Now for the FUN part. You DID get some gloves I hope? The TangleFoot® tree resin IS extremely sticky stuff and also why these work so well. You can also find this at better garden centers and I like ACE hardware as I can get most all the materials there! This resin is not new - it's been in use since 1885 and still great! Cost is about 10 bucks for enough to coat quite a few panels. Open the container and place the resin in direct sunlight to soften it up. This stuff is extremely thick (like caramel) and the sunlight really helps to thin it out so you brush it on your panels.

If your panels holes are not too big, you will find that you can hold each one by the dowel rod/ stake and evenly brush the resin on both sides. I don't worry about getting too much on the stakes, it just adds more sticky!

Step 4: Deploy Your New Traps!

Within 30 seconds of deploying my sticky traps they were catching those pesky flea beetles that were eating my garden alive. Ha! Here you can see both the front and backside of one done in both yellow/green.
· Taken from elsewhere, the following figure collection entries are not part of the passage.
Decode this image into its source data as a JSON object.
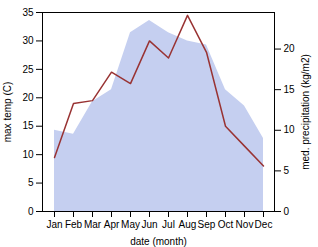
{
  "chart_data": {
    "type": "line",
    "xlabel": "date (month)",
    "ylabel": "max temp (C)",
    "y2label": "med. precipitation (kg/m2)",
    "categories": [
      "Jan",
      "Feb",
      "Mar",
      "Apr",
      "May",
      "Jun",
      "Jul",
      "Aug",
      "Sep",
      "Oct",
      "Nov",
      "Dec"
    ],
    "series": [
      {
        "type": "area",
        "axis": "y2",
        "color": "#c5cff0",
        "values": [
          10.0,
          9.5,
          13.5,
          15.0,
          22.0,
          23.5,
          22.0,
          21.0,
          20.5,
          15.0,
          13.0,
          9.0
        ]
      },
      {
        "type": "line",
        "color": "#993333",
        "values": [
          9.5,
          19.0,
          19.5,
          24.5,
          22.5,
          30.0,
          27.0,
          34.5,
          28.0,
          15.0,
          11.5,
          8.0
        ]
      }
    ],
    "ylim": [
      0,
      35
    ],
    "yticks": [
      0,
      5,
      10,
      15,
      20,
      25,
      30,
      35
    ],
    "y2lim": [
      0,
      24.5
    ],
    "y2ticks": [
      0,
      5,
      10,
      15,
      20
    ]
  }
}
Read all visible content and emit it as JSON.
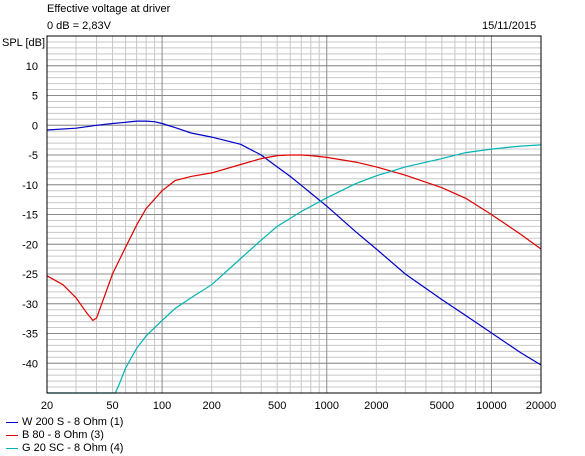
{
  "header": {
    "title": "Effective voltage at driver",
    "reference": "0 dB = 2,83V",
    "date": "15/11/2015"
  },
  "chart_data": {
    "type": "line",
    "title": "Effective voltage at driver",
    "ylabel": "SPL [dB]",
    "xlabel": "",
    "xscale": "log",
    "xlim": [
      20,
      20000
    ],
    "ylim": [
      -45,
      15
    ],
    "grid": true,
    "x_ticks": [
      20,
      50,
      100,
      200,
      500,
      1000,
      2000,
      5000,
      10000,
      20000
    ],
    "x_tick_labels": [
      "20",
      "50",
      "100",
      "200",
      "500",
      "1000",
      "2000",
      "5000",
      "10000",
      "20000"
    ],
    "y_ticks": [
      10,
      5,
      0,
      -5,
      -10,
      -15,
      -20,
      -25,
      -30,
      -35,
      -40
    ],
    "y_tick_labels": [
      "10",
      "5",
      "0",
      "-5",
      "-10",
      "-15",
      "-20",
      "-25",
      "-30",
      "-35",
      "-40"
    ],
    "legend_position": "bottom-left",
    "series": [
      {
        "name": "W 200 S - 8 Ohm (1)",
        "color": "#0000c8",
        "points": [
          [
            20,
            -0.8
          ],
          [
            30,
            -0.5
          ],
          [
            40,
            0.0
          ],
          [
            50,
            0.3
          ],
          [
            60,
            0.5
          ],
          [
            70,
            0.7
          ],
          [
            80,
            0.7
          ],
          [
            90,
            0.6
          ],
          [
            100,
            0.3
          ],
          [
            120,
            -0.4
          ],
          [
            150,
            -1.3
          ],
          [
            200,
            -2.0
          ],
          [
            300,
            -3.2
          ],
          [
            400,
            -5.0
          ],
          [
            500,
            -7.0
          ],
          [
            600,
            -8.6
          ],
          [
            700,
            -10.1
          ],
          [
            800,
            -11.4
          ],
          [
            1000,
            -13.6
          ],
          [
            1500,
            -17.9
          ],
          [
            2000,
            -20.8
          ],
          [
            3000,
            -25.0
          ],
          [
            5000,
            -29.3
          ],
          [
            7000,
            -32.0
          ],
          [
            10000,
            -34.9
          ],
          [
            15000,
            -38.2
          ],
          [
            20000,
            -40.3
          ]
        ]
      },
      {
        "name": "B 80 - 8 Ohm (3)",
        "color": "#e00000",
        "points": [
          [
            20,
            -25.3
          ],
          [
            25,
            -26.8
          ],
          [
            30,
            -29.0
          ],
          [
            35,
            -31.6
          ],
          [
            38,
            -32.8
          ],
          [
            40,
            -32.4
          ],
          [
            45,
            -28.5
          ],
          [
            50,
            -25.0
          ],
          [
            60,
            -20.5
          ],
          [
            70,
            -16.8
          ],
          [
            80,
            -14.0
          ],
          [
            100,
            -11.0
          ],
          [
            120,
            -9.3
          ],
          [
            150,
            -8.6
          ],
          [
            200,
            -8.0
          ],
          [
            300,
            -6.6
          ],
          [
            400,
            -5.6
          ],
          [
            500,
            -5.1
          ],
          [
            600,
            -5.0
          ],
          [
            700,
            -5.0
          ],
          [
            800,
            -5.1
          ],
          [
            1000,
            -5.4
          ],
          [
            1500,
            -6.2
          ],
          [
            2000,
            -7.0
          ],
          [
            3000,
            -8.4
          ],
          [
            5000,
            -10.5
          ],
          [
            7000,
            -12.3
          ],
          [
            10000,
            -15.0
          ],
          [
            15000,
            -18.3
          ],
          [
            20000,
            -20.8
          ]
        ]
      },
      {
        "name": "G 20 SC - 8 Ohm (4)",
        "color": "#00b4b4",
        "points": [
          [
            20,
            -45.0
          ],
          [
            30,
            -45.0
          ],
          [
            40,
            -45.0
          ],
          [
            52,
            -45.0
          ],
          [
            55,
            -43.5
          ],
          [
            60,
            -40.8
          ],
          [
            70,
            -37.5
          ],
          [
            80,
            -35.4
          ],
          [
            100,
            -32.8
          ],
          [
            120,
            -30.8
          ],
          [
            150,
            -29.0
          ],
          [
            200,
            -26.8
          ],
          [
            300,
            -22.4
          ],
          [
            400,
            -19.3
          ],
          [
            500,
            -17.0
          ],
          [
            700,
            -14.5
          ],
          [
            1000,
            -12.2
          ],
          [
            1500,
            -9.8
          ],
          [
            2000,
            -8.5
          ],
          [
            3000,
            -7.0
          ],
          [
            5000,
            -5.6
          ],
          [
            7000,
            -4.6
          ],
          [
            10000,
            -4.0
          ],
          [
            15000,
            -3.5
          ],
          [
            20000,
            -3.3
          ]
        ]
      }
    ]
  }
}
For those concerned about catching the 'wrong' kind of bugs- don't fret. These colors are optimal for catching ONLY the pests you don't want leaving beneficial insects alone. With 2 seasons of use I'm happy to report that we only saw ONE ladybug get stuck (sigh) and zero bees. Those are numbers I can live with! These really are very useful for your garden areas but keep away from small children and pets! These ARE incredibly sticky messy traps that work really, really well..but you don't want this in your hair or on your clothes. If it happens, don't worry- just search Facebook for Grime Solver for an easy way to remove the sticky from both. (full disclosure: that is my product as well)


My 3D-printed 'high-tech' version is still a WIP and will be posted here as soon as it is completed and tested. My apologies for not having it done in time for this contest! This is my very first instructable and I hope you like it and it can save your plants as well!